The comfort was most certainly welcome. It was never easy for her to talk about Christina and her subsequent fall from grace, from which she sometimes still felt like she was falling though she was trying so desperately to pull herself back up. She squeezed his hand in gratitude, smiling gently. At his compliments, her smile strengthened.
"Thank you, that is reassuring to hear, truthfully. Some days I am not so certain." Her ego was always firmly in tact, no matter what state of mind she was in. But she did question herself as a human being some days. Especially lately with Moriarty lurking in the background, ready to blow a hole in her life once more.

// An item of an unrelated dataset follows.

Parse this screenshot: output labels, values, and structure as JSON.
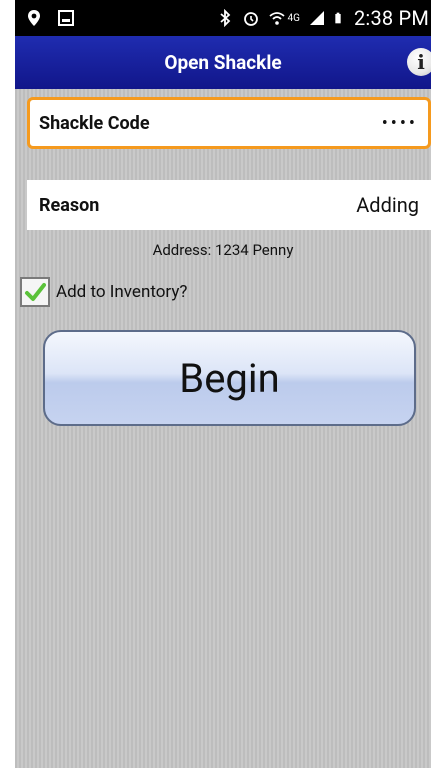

And then she managed to set her inner demons aside as his speech turned back to flirtatious, and she mirrored his smirk, finally letting go of her locket and letting her hand fall to her side. "Out of desperate times sometimes come the brightest of innovations. I like to think my time machine was such a product. Besides, one has to know the lowest of the low in order to know how high one can fly." Reaching back, she took the clip out of her hair, no longer needing to keep it from getting into what she was doing. She shook it out and brushed the fingers of both hands through it to straighten it out a bit.
"Now, this crafty thing is my anti-gravity generator. It will be wired to a switch that can be thrown to turn the anti-gravity field on or off as one wishes. The genius of it is being able to contain the effects of the cavorite itself within this." Helena picked up the half finished invention and held it for Bruce to take and inspect as he wished. "The cavorite itself will sit here," she pointed out a hollowed-out spot inside it. "Basically the metals around it will generate a magnetic field when the switch is in the off position that will keep the cavorite from affecting everything." Truly, it was an extremely ingenious invention for having originally been developed in the 1880s.